Richard G. Hill|
World War II Memories
Taken from a letter to Will Lundy dated 5/2/95
Thanks for your letter of April 27, 1995. You finally mentioned that you were an assistant to George Baccash. Our lives were always in the hands of the crew chief and his assistants and I would be remiss not to say thanks for giving us airplanes that worked. B-Bar's crew chief was Curly Nelson.
On the particular mission you inquired about, we were successful in dropping our bombs on the target at Belfort, France. We were hit by flack getting away from target. Engine was hit and pilot Duwe feathered the prop. Duwe told Healy to transfer the gas from the dead engine and Healy proceeded to transfer the gas from the operating engine that was equipped with the pump. Now we were without two engines and the plane was losing altitude like a rock.
We were instructed to throw everything overboard to lighten the load and Duwe headed for Beachy Head. In the meantime, Healy and I went over the manuals and found we could hand transfer fuel, so we set about learning the procedure. In about an hour we were transferring fuel back to the engine with the pump and Duwe was able to start that engine again. With three engines going, we could maintain altitude at about 8,000 feet and Duwe made the decision to continue to Beachy Head for a landing.
We landed at Beachy Head and we were offered an airplane lift to the base at Ipswich where Jimmy Stewart was one of the commanders. We arrive din time for lunch, so we got in the chow line about ten persons behind the "real" Jimmy Stewart. After lunch, we were trucked to the base at Shipdham and we were debriefed that afternoon.
There was no damage other than that engine on that mission. Once we returned to Shipdham with bomb doors hanging, one rudder shot away, and the tires on one side shot out. Duwe made a superb landing while General Johnson was standing on the control tower. The General gave Duwe a letter of commendation, but I don't remember whether there was a medal involved or not. On one other mission, we brought back our Liberator with over 100 flak holes in the fuselage.

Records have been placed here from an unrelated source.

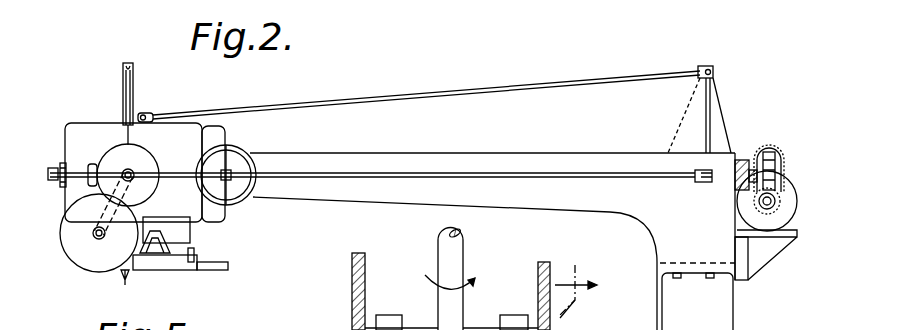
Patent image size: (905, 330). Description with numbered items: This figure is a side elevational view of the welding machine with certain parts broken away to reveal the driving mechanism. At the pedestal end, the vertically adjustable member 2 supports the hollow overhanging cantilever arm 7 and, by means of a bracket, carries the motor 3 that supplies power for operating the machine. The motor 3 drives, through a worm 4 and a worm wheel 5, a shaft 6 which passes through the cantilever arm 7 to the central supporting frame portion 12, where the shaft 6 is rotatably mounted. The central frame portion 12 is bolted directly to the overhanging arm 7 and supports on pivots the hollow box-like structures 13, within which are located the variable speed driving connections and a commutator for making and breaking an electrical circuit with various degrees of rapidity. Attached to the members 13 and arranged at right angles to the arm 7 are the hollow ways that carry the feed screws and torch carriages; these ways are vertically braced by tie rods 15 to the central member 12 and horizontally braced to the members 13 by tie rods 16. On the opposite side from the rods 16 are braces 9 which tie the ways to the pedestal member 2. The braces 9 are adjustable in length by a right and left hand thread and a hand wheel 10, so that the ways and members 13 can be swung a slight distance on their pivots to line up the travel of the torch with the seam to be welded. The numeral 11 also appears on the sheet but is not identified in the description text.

The member 2 is at (738, 327).
The motor 3 is at (785, 210).
The worm 4 is at (775, 195).
The worm wheel 5 is at (772, 150).
The shaft 6 is at (465, 250).
The cantaliver arm 7 is at (555, 153).
The braces 9 is at (412, 170).
The hand wheel 10 is at (235, 200).
The rod 11 is at (450, 93).
The central supporting frame portion 12 is at (576, 318).
The box-like structures 13 is at (170, 145).
The tie rods 15 is at (134, 92).
The tie rods 16 is at (73, 185).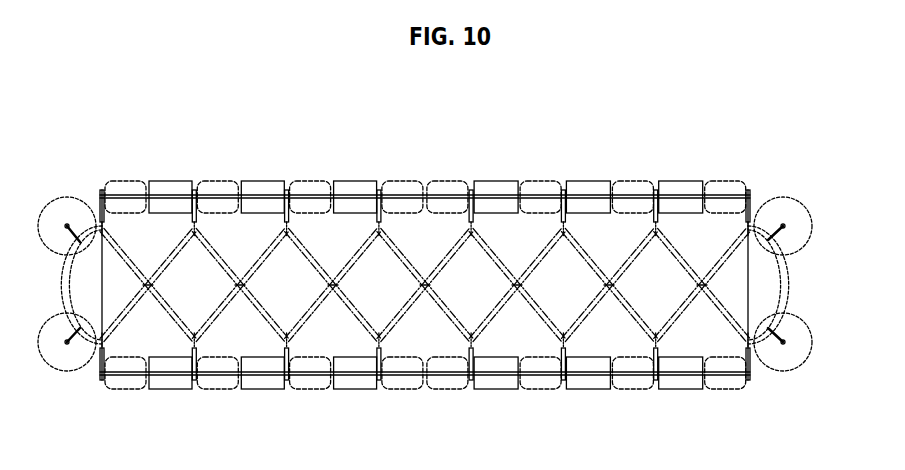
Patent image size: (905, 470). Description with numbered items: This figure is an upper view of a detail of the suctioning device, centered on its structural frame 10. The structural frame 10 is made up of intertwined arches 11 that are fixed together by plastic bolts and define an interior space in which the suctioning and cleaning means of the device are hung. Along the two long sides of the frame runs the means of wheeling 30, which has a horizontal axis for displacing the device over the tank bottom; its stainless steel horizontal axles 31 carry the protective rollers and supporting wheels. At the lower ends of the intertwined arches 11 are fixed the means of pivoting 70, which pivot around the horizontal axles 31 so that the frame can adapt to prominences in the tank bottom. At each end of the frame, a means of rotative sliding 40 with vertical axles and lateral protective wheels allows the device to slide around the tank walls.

The structural frame 10 is at (425, 249).
The intertwined arches 11 is at (215, 242).
The means of wheeling 30 is at (425, 252).
The horizontal axles 31 is at (357, 171).
The means of rotative sliding 40 is at (66, 328).
The means of pivoting 70 is at (655, 192).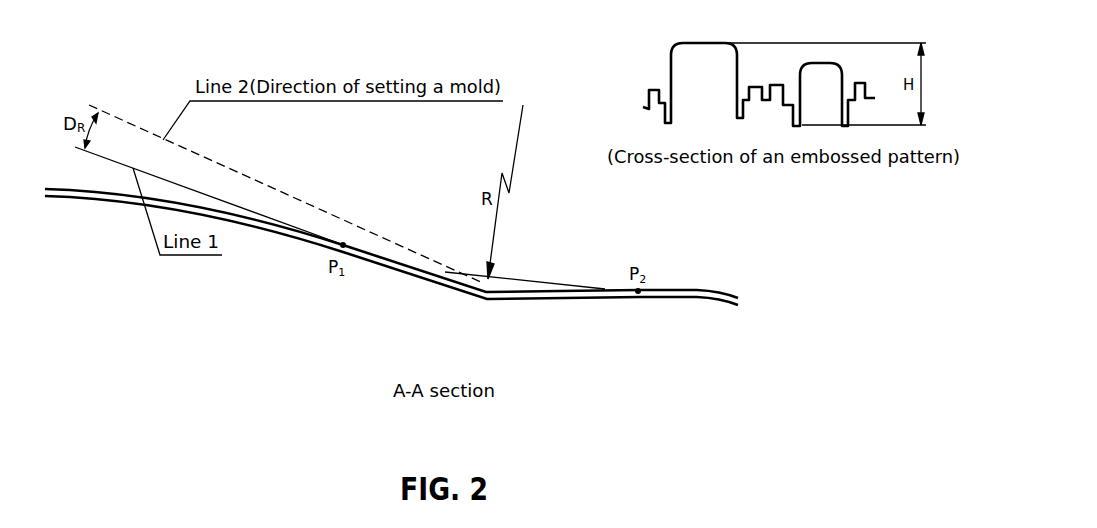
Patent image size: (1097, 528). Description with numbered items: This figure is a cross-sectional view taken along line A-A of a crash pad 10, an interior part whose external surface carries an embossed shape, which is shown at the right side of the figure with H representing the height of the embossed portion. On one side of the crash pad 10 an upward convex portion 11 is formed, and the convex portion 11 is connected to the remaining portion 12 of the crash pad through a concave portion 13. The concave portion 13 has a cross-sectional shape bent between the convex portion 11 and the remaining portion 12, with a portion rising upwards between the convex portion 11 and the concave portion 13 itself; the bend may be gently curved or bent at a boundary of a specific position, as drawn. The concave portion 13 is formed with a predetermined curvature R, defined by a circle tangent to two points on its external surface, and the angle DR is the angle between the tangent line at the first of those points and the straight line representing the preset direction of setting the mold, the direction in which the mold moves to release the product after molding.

The crash pad 10 is at (582, 302).
The convex portion 11 is at (72, 202).
The remaining portion 12 is at (708, 298).
The concave portion 13 is at (514, 292).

We flew one plane basically while we were in Shipdham; B-Bar [16 missions] and M-Bar, F-Bar, J-Bar, S-Bar, A-Bar, D-Bar, L-Bar and K-Bar...[16 missions] (I think B-Bar was known as the Iron Corset) B-Bar was a later "J" model. I never kept any real records and have only my hazy 71-year-old memory to rely on. Do you have that problem, too?
I have kept in contact with Carpenter and Billings. We all three have had bouts with cancer; Carpenter with colon cancer which is now in remission, Billings with prostate cancer and he has had good results from his operation and I had a bladder cancer removed last November and it is in remission. I guess you could call us real survivors. Ha!!
The rest of our crew whereabouts remains a complete mystery and I cannot fill you in on the crash at Beachy Head involving Lt. Bolin.
Sincerely...R. G. Hill
RICHARD G. "DICK" HILL
World War II
Memories and Biography
I glanced at the Masthead and saw John Gibson's name but didn't notice he was Emeritus. John was our fearless leader on that raid to Politz and that command of his to "put the wingtips in the waist windows" will stand out in my memory forever. I watched most of that air battle behind us and often wished I could paint well enough to recreate the blue, green, red, yellow, black and orange colors that were arrayed that day. (29 May 1944)
If you are in contact with John Gibson, send him my best and tell him he saved our bacon on that day. Thanks.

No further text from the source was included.